Fraud/fake buyers who replace new jewellery with old ones and return the product to the seller are big troublemakers. Imagine shipping a 22kt gold ring and getting a gold-plated brass ring or old junk jewellery in return? Marketplaces’ indifferent attitude towards sellers’ stock add to the problems. Then there are sellers who are more than eager to copy other seller’s designs, which lead to the danger of brand infringement.
Packaging and shipping cost to deliver small & light but precious & delicate items can end up being expensive, more so after adding the returns cost. Sellers allege that the high operational cost coupled with intense competition in the fashion category leaves little money in their bank accounts.
Samarth Jewellery’s Parth Patel reveals to IOS that pricing remains one of the biggest challenges in this category as competitors have a short term vision with no regard for profitability.
“I think the pricing is a challenge in some regions as, in the market people are still present who are ready to break the profitability of the market just to show that they exist. Breaking the profitability is an individual step but that step should be taken with a long term vision,” elucidates Patel while speaking to IOS.
However, the biggest roadblock that sellers face is buyer’s distrust. Ecommerce players in this segment are trying their best to win buyers’ trust. But there’s still a long way to go before people stop feeling anxious while buying jewellery online.

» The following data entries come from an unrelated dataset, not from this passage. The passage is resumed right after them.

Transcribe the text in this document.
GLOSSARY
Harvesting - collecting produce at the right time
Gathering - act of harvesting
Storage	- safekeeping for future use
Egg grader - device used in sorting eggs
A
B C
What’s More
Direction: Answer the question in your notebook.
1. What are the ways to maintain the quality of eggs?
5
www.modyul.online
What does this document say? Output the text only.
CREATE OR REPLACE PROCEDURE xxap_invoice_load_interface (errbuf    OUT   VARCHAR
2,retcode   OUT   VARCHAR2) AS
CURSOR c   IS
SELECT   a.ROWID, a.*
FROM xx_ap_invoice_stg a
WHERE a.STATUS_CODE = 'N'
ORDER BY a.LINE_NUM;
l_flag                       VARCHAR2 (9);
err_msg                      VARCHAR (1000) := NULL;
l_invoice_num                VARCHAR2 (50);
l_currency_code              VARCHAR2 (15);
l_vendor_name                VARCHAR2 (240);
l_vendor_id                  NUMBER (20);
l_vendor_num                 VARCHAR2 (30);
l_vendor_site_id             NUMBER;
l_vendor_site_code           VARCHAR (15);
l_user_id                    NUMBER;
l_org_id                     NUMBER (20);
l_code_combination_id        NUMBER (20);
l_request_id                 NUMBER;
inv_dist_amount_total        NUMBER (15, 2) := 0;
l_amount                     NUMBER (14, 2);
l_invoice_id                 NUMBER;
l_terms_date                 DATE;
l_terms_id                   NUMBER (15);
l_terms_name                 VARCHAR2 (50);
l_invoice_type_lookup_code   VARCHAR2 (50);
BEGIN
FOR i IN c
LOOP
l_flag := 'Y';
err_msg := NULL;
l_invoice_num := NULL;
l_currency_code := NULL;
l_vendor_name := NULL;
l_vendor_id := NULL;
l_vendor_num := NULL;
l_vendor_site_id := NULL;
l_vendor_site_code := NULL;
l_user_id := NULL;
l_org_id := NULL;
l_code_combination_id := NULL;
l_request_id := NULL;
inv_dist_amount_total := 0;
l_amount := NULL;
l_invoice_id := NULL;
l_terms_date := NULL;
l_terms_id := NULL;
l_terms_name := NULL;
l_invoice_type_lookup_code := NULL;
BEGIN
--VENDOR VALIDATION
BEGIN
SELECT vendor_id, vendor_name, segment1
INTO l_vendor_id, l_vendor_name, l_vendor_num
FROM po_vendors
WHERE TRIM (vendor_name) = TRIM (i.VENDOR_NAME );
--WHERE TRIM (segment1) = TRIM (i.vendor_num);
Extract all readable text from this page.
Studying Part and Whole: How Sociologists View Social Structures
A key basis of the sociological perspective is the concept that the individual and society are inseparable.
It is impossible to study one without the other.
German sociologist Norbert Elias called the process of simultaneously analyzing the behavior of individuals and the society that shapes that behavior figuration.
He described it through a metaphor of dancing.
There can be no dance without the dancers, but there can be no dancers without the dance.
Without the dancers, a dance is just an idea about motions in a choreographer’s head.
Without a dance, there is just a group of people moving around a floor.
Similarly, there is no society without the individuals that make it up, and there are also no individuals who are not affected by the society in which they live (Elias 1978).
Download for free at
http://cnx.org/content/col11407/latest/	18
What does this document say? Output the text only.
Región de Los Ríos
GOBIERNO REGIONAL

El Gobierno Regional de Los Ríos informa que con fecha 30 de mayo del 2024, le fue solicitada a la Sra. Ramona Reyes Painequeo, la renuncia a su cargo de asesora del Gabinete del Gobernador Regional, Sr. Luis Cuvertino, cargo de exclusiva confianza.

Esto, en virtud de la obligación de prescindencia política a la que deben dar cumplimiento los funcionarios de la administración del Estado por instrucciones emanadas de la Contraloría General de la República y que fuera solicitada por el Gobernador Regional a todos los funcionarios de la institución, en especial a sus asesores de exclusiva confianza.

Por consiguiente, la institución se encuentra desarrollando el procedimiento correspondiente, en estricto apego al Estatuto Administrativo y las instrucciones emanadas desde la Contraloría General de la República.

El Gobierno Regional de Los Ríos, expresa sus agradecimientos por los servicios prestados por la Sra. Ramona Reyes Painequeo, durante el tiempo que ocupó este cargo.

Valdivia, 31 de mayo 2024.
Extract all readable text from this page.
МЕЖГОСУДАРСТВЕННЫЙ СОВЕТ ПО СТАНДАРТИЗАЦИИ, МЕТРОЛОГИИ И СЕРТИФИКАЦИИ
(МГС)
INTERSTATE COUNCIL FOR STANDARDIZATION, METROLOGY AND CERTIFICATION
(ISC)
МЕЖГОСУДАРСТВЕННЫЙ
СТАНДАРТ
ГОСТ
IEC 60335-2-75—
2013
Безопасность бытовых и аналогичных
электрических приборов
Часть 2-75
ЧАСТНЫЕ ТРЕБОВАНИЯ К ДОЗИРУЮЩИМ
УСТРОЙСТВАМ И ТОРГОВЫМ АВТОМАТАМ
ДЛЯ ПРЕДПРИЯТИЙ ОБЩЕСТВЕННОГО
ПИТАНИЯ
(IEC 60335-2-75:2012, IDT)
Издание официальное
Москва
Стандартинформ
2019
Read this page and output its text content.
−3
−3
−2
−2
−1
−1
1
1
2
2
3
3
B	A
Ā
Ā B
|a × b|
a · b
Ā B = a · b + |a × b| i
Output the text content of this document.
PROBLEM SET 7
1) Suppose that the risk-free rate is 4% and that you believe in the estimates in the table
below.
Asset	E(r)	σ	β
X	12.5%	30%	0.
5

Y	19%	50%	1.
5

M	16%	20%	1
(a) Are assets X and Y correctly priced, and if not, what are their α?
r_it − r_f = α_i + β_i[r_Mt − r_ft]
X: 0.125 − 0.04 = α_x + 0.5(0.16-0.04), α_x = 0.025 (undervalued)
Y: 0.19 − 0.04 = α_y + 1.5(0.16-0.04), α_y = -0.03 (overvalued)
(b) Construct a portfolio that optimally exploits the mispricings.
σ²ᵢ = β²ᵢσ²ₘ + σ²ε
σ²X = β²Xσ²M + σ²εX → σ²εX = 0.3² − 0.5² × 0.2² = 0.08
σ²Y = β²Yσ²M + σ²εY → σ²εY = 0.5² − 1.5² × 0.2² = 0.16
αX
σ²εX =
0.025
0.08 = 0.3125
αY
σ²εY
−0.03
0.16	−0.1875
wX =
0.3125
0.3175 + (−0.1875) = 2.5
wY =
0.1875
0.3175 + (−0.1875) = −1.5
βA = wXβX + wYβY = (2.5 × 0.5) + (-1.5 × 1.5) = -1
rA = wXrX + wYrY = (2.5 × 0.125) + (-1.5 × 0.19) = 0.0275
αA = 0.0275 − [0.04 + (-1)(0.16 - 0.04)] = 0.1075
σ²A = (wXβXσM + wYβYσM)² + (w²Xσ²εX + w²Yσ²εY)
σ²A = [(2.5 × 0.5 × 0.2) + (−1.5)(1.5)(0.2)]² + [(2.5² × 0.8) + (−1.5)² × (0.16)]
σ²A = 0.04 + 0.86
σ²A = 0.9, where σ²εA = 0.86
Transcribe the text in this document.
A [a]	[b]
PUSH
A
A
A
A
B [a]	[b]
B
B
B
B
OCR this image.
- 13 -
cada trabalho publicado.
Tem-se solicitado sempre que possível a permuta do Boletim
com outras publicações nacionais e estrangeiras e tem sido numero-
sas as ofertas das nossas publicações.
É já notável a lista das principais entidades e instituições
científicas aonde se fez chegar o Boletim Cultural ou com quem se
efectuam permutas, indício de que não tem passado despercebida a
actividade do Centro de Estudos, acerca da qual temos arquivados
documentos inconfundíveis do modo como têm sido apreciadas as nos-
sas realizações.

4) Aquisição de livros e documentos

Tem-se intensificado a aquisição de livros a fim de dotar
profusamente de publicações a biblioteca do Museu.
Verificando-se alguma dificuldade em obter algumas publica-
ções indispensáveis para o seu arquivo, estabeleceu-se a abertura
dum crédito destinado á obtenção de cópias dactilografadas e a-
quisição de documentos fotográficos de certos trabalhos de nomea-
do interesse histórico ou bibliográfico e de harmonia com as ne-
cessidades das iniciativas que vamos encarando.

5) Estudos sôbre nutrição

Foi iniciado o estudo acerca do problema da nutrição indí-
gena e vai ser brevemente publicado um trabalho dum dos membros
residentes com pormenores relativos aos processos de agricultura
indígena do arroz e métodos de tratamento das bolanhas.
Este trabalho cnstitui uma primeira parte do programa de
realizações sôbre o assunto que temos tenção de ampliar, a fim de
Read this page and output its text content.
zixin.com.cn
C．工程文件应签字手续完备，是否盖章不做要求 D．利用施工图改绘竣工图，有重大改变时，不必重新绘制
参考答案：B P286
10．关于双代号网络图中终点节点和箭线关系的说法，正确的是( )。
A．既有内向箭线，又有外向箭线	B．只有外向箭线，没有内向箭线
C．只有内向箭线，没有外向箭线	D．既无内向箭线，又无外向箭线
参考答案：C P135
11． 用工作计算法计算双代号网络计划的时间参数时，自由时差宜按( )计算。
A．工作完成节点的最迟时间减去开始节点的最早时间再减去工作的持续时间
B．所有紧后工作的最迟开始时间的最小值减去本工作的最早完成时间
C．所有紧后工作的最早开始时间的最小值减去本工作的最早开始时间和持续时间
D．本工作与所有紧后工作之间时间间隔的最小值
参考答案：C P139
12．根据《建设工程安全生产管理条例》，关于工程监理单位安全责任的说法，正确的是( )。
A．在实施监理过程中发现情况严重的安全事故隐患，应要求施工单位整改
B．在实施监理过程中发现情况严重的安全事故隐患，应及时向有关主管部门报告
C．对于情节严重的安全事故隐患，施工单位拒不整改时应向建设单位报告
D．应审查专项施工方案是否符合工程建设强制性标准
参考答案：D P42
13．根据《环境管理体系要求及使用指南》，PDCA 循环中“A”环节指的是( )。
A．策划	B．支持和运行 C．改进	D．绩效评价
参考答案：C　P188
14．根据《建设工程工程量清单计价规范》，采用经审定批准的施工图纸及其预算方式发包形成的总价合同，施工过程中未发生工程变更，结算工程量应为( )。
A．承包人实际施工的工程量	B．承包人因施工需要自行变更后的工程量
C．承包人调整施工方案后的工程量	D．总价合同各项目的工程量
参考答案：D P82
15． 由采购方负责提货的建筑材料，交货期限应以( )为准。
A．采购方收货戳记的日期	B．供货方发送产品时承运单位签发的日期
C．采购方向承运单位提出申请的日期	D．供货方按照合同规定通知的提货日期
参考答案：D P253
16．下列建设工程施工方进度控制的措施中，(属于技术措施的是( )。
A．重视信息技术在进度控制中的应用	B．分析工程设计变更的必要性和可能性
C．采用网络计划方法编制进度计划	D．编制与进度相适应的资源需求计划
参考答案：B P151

Demonetisation – Thumps up or down from the online retailers?
No discussion is complete these days without talking about demonetisation, the latest buzz word. The sales of gold touched a new high on the day (8th November) when Rs. 500 & Rs. 1000 notes ban was announced. But after the one-night spike, the sales dropped
We asked Patel, if demonetisation has affected his jewellery business.
“I think from my stats demonetisation has not affected us. Yes, total number of footfall has decreased. But I guess it’s temporary. In India, we still have mentality of saving money. And buying gold is the one of the best option available,” he shares.
“After demonetisation there was a sudden fall in sales due to panic situation for around 15 days. But after that it came on track. Number of footfall has decreased by 25%. But at the same time people have started paying by cheque. People do have money in the bank. It’s just that people wanted to spend cash first. Now due to lack of cash they directly give cheque. Post demonetisation we have seen 5-10% increase in total sales amount.”
Caratlane too revealed that cash crunch had insignificant effect on its business.
“While we saw a significant impact on sales in the first 3-4 days immediately after demonetisation, sales picked up subsequently both online and at our stores and we went on to deliver a very healthy revenue growth for the month. Our customer profile is such that most of them used to anyway pay by credit or debit cards. So the impact on sales due to demonetisation has been fairly insignificant,” says the company representative.
The potential of online jewellery market in India is huge as we are the land of festivals, where every big occasion calls for jewellery. Niche players and marketplaces are on the right track in terms of using technology, artificial intelligence, developing new products & designs and attracting the growing creed of online buyers. What needs work is fixing the issues that sellers’ face while maintaining quality of the products.